For a time, Twitter planned to allow firehose access through a service called Gnip, but in October stated that they would instead work on providing access themselves. Since then, details have been sparse on the timeline or methods for which access will be given.
Last week however, some more information has been quietly released by means of an FAQ on the Twitter API website. Here’s the question and answer in full (emphasis theirs):
When will the firehose be ready?
By late January, early February 2009. For at least Q1 2009, the “firehose” (the near-realtime stream of all public status updates on Twitter) will only be available to a small group of trusted partners. The firehose is a stream HTTP solution; a client connects to it and the stream begins, ceasing only when the client disconnects. Once we’re confident in the stability of the service, we’ll add partners on a case-by-case basis. We may allow a wider selection of clients to consume subsets of the public stream (that is, updates from a collection of user IDs or matching specific search terms). We do not intend to allow anonymous, unregulated public access to this stream for any number of legal, financial, and technical reasons.
There’s a few pieces of new information here.
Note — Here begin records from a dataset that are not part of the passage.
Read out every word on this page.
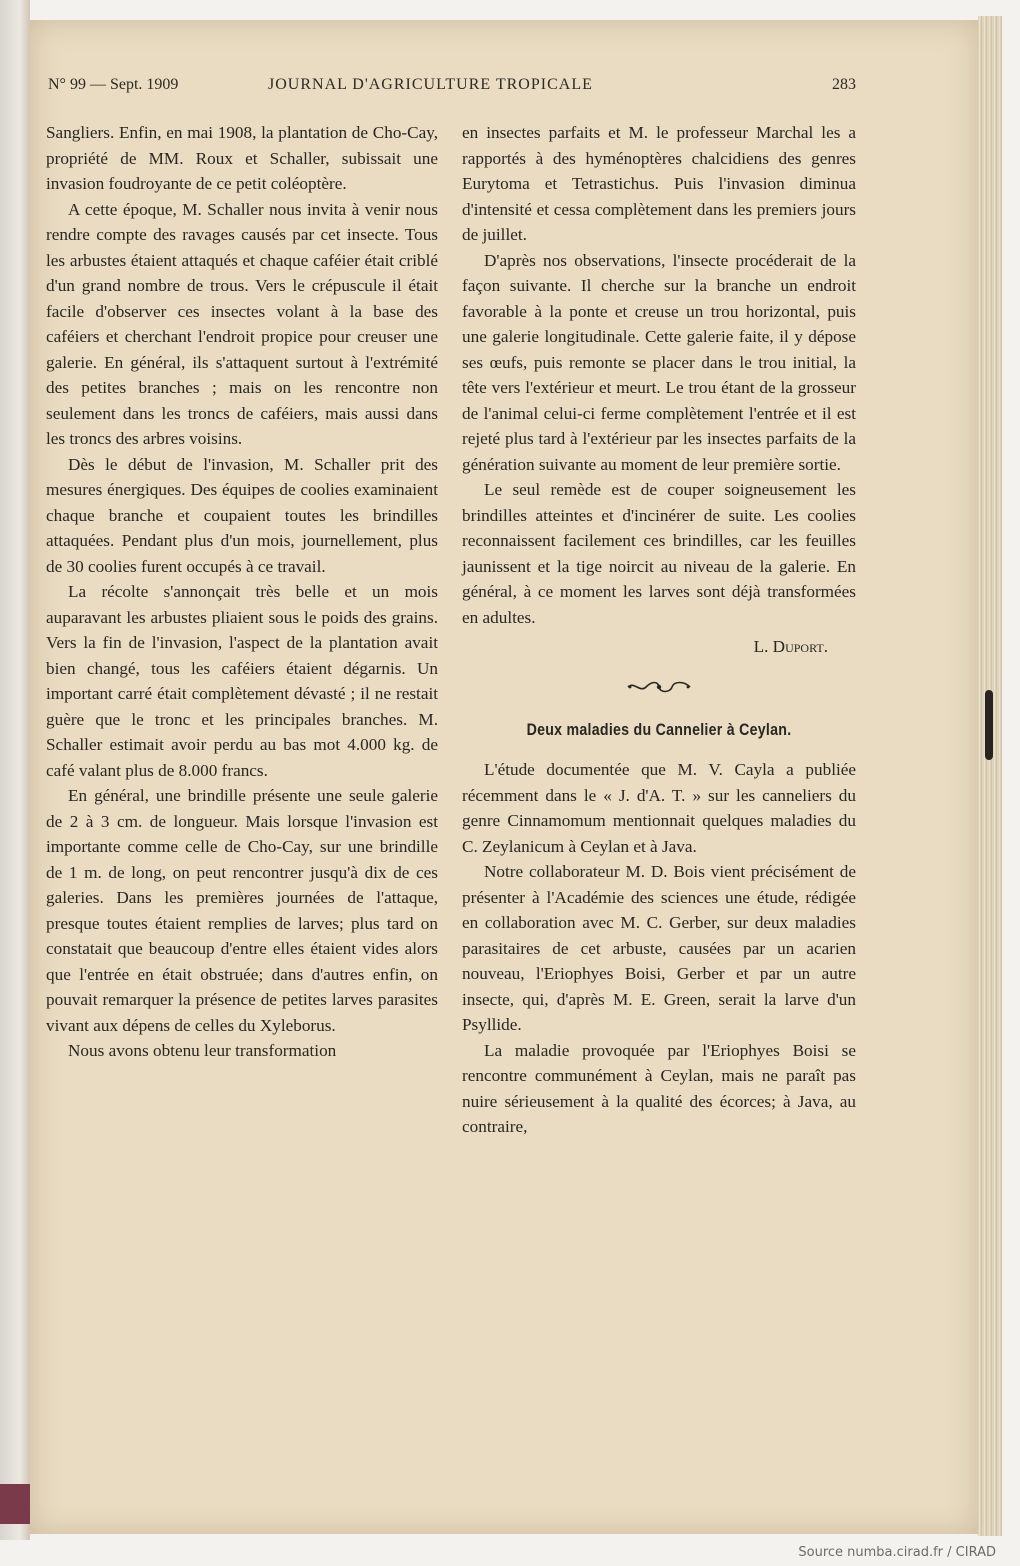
N° 99 — Sept. 1909	JOURNAL D'AGRICULTURE TROPICALE	283

Sangliers. Enfin, en mai 1908, la plantation de Cho-Cay, propriété de MM. Roux et Schaller, subissait une invasion foudroyante de ce petit coléoptère.

A cette époque, M. Schaller nous invita à venir nous rendre compte des ravages causés par cet insecte. Tous les arbustes étaient attaqués et chaque caféier était criblé d'un grand nombre de trous. Vers le crépuscule il était facile d'observer ces insectes volant à la base des caféiers et cherchant l'endroit propice pour creuser une galerie. En général, ils s'attaquent surtout à l'extrémité des petites branches ; mais on les rencontre non seulement dans les troncs de caféiers, mais aussi dans les troncs des arbres voisins.

Dès le début de l'invasion, M. Schaller prit des mesures énergiques. Des équipes de coolies examinaient chaque branche et coupaient toutes les brindilles attaquées. Pendant plus d'un mois, journellement, plus de 30 coolies furent occupés à ce travail.

La récolte s'annonçait très belle et un mois auparavant les arbustes pliaient sous le poids des grains. Vers la fin de l'invasion, l'aspect de la plantation avait bien changé, tous les caféiers étaient dégarnis. Un important carré était complètement dévasté ; il ne restait guère que le tronc et les principales branches. M. Schaller estimait avoir perdu au bas mot 4.000 kg. de café valant plus de 8.000 francs.

En général, une brindille présente une seule galerie de 2 à 3 cm. de longueur. Mais lorsque l'invasion est importante comme celle de Cho-Cay, sur une brindille de 1 m. de long, on peut rencontrer jusqu'à dix de ces galeries. Dans les premières journées de l'attaque, presque toutes étaient remplies de larves; plus tard on constatait que beaucoup d'entre elles étaient vides alors que l'entrée en était obstruée; dans d'autres enfin, on pouvait remarquer la présence de petites larves parasites vivant aux dépens de celles du Xyleborus.

Nous avons obtenu leur transformation

en insectes parfaits et M. le professeur Marchal les a rapportés à des hyménoptères chalcidiens des genres Eurytoma et Tetrastichus. Puis l'invasion diminua d'intensité et cessa complètement dans les premiers jours de juillet.

D'après nos observations, l'insecte procéderait de la façon suivante. Il cherche sur la branche un endroit favorable à la ponte et creuse un trou horizontal, puis une galerie longitudinale. Cette galerie faite, il y dépose ses œufs, puis remonte se placer dans le trou initial, la tête vers l'extérieur et meurt. Le trou étant de la grosseur de l'animal celui-ci ferme complètement l'entrée et il est rejeté plus tard à l'extérieur par les insectes parfaits de la génération suivante au moment de leur première sortie.

Le seul remède est de couper soigneusement les brindilles atteintes et d'incinérer de suite. Les coolies reconnaissent facilement ces brindilles, car les feuilles jaunissent et la tige noircit au niveau de la galerie. En général, à ce moment les larves sont déjà transformées en adultes.

L. Duport.

Deux maladies du Cannelier à Ceylan.

L'étude documentée que M. V. Cayla a publiée récemment dans le « J. d'A. T. » sur les canneliers du genre Cinnamomum mentionnait quelques maladies du C. Zeylanicum à Ceylan et à Java.

Notre collaborateur M. D. Bois vient précisément de présenter à l'Académie des sciences une étude, rédigée en collaboration avec M. C. Gerber, sur deux maladies parasitaires de cet arbuste, causées par un acarien nouveau, l'Eriophyes Boisi, Gerber et par un autre insecte, qui, d'après M. E. Green, serait la larve d'un Psyllide.

La maladie provoquée par l'Eriophyes Boisi se rencontre communément à Ceylan, mais ne paraît pas nuire sérieusement à la qualité des écorces; à Java, au contraire,

Source numba.cirad.fr / CIRAD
First, that some kind of beta group will be given firehose access within a few weeks, using HTTP streams. This sounds similar to the solution provided by Gnip to their users.
Perhaps more important though is the news that a full public stream of the type previously provided will not be returning. While providing subsets of the public stream could be useful for things like groups, without the full firehose it’s very difficult (if not impossible) to provide a feature like real-time tracking, which has been eagerly awaited.
The three pieces of rationale for not making the firehose public (“legal, financial, and technical”) each bring up additional questions in turn. Legally, is there a difference between providing public tweets in a full stream and providing tweets publicly by user (which requires knowing the username ahead of time)? Do the financial motivations refer to saving money on servers and bandwidth, or by making money in providing access for a fee? And technically, are the existing solutions (such as HTTP streams or XMPP) insufficient for the task, and if so, how?